I figiani possono vantare su un bagaglio tecnico e atletico individuale eccezionale e a tratti incredibile, oltre che su un fisico di gran lunga più prestante in media rispetto alla squadra italiana, che paga un disavanzo perlomeno in chili e in muscoli e in capacità di tenere sempre vivo il pallone. Quando lo fanno, e quando riescono a liberare tutti i propri cavalli sul terreno, diventano praticamente inarrestabili, anche se l’altro lato della medaglia ci ricorda anche che le Fiji si spingono spesso troppo in là con la fantasia, rischiando di vanificare azioni interessanti.

Molto delle Fiji in un’azione: grande fisicità, estrema facilità nel riciclare l’ovale ma anche errori banali, concettuali innanzitutto

 

La fase difensiva italiana, nello scorso giugno, ha faticato nel trovare le misure ad una squadra con un’altra dote molto particolare, che ben spiega le grandi capacità individuali dei suoi componenti: la capacità di creare occasioni dal nulla anche quando i palloni escono dalla ruck in maniera molto lenta e molle, sempre sfruttando le lunghe leve dei propri uomini migliori.

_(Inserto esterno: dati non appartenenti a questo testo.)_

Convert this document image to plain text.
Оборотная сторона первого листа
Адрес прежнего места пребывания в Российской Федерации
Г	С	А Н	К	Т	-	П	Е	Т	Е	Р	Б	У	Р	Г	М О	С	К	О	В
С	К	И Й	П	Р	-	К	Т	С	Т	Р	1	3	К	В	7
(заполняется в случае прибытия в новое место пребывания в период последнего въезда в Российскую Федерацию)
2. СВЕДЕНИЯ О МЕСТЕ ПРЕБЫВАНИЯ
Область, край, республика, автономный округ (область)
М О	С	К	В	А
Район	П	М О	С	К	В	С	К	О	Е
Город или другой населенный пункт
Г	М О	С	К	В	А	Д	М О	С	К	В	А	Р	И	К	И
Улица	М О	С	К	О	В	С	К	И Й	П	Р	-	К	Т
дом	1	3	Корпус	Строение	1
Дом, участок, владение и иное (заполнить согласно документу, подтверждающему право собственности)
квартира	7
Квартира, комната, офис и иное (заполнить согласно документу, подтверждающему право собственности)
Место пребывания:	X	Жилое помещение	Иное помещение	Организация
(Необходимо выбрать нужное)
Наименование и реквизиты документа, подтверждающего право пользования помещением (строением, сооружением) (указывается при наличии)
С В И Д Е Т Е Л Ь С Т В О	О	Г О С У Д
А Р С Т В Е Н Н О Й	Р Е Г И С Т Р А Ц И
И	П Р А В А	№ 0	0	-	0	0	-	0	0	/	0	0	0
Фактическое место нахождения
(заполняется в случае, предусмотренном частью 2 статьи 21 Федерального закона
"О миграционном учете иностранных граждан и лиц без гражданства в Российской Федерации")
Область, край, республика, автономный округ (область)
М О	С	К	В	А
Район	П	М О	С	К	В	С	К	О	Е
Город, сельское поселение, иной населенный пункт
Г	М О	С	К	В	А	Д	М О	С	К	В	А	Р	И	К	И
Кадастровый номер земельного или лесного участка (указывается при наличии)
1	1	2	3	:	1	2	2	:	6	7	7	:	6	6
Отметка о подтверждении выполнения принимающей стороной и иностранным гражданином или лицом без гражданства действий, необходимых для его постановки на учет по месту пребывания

In questo senso le Fiji possono contare su un giocatore unico nel suo genere nel pianeta rugby, Leone Nakarawa, capace di compiere offload fuori portata per chiunque non si chiami Sonny Bill Williams.

 

Un piccolo assaggio di quello che dobbiamo aspettarci da Nakarawa, maestro del passaggio cestistico applicato al rugby

 

Quella delle Fiji è una strategia di gioco relativamente semplice, perlomeno nello studio e nella sua definizione. Poca struttura (eccezion fatta per qualche mini unit tra prime linee), tantissima libertà di svariare. Applicarla richiede un’esecuzione precisa e una costanza di rendimento notevole, oltre che una certa spregiudicatezza anche solo nel pensare certe giocate. I figiani difettano in particolare delle prime due caratteristiche, visti i frequenti cali di concentrazione durante tutti gli ottanta minuti, ma a non mancare alla formazione di McKee è certamente il coraggio, sebbene dimostri spesso di non avere un’altra alternativa al far viaggiare il pallone al largo e correre non appena possibile. Lo stesso Volavola, il mediano d’apertura, sembra ‘quasi’ costretto a sostenere ripetutamente l’azione alla mano, pur avendo un discreto piede. Rallentare il gioco, controllarlo e distruggere il ritmo altrui non è contemplato, anche perché quando parliamo dei figiani non parliamo dei migliori interpreti nel breakdown, soprattutto a livello regolamentare.

 

Nelle fasi statiche non va molto meglio. A giugno, gli Azzurri conquistarono ben cinque calci di punizione in mischia dei quindici concessi dalle Fiji (a cui va aggiunto il giallo a Nagusa), un dato sopra la media a livello internazionale. Il divario tra i pack più piuttosto netto e incontestabile, e nemmeno nelle touche la formazione pacifica dimostrò di poter fermare l’emorragia nella conquista, con quattro rimesse perse su tredici (e con Nakarawa punto di riferimento marcabile). A proposito di indisciplina: a Cremona, nel novembre 2013, le Fiji giocarono addirittura una porzione di primo tempo in 11 a causa di quattro gialli. Quando si dice genio e sregolatezza…

 

Una difesa alla figiana

La grande fiducia nelle proprie individualità sembra essere una peculiarità non solo della fase offensiva, ma pure della difesa. I giocatori figiani non raddoppiano quasi mai il placcaggio sul portatore, fidandosi probabilmente del proprio fisico imponente contro avversari spesso di qualche taglia più piccola. Anche ad una prima occhiata, tuttavia, si intuisce facilmente come la fase di non possesso non sia esattamente la materia preferita dagli isolani, imprecisi nei tempi di gioco e indecisi spesso nelle soluzioni da adottare – se salire velocemente a chiudere o se scivolare lateralmente.

 

Una giocata ben fatta dell’Italia da touche per togliere certezze alla difesa delle Fiji,
che dopo essere salita in avanti sembra scappare anche all’indietro. Da notare, inoltre, il placcaggio molle del numero 11, Nagusa

 

Se manipolata con pazienza e con i movimenti adeguati, insomma, la difesa di Nakarawa&co. evidenzia notevoli difetti che l’Italia potrebbe sfruttare, evitando magari gli errori fatti a giugno nella gestione del possesso soprattutto nei momenti cruciali. Per gli Azzurri sarà fondamentale il dominio nelle fasi statiche, certo, ma come dimostrato dalla sconfitta di giugno schiacciare gli avversari in mischia e in maul potrebbe non bastare. Limitare l’esuberanza atletica e tecnica delle Fiji dovrà essere il punto di partenza.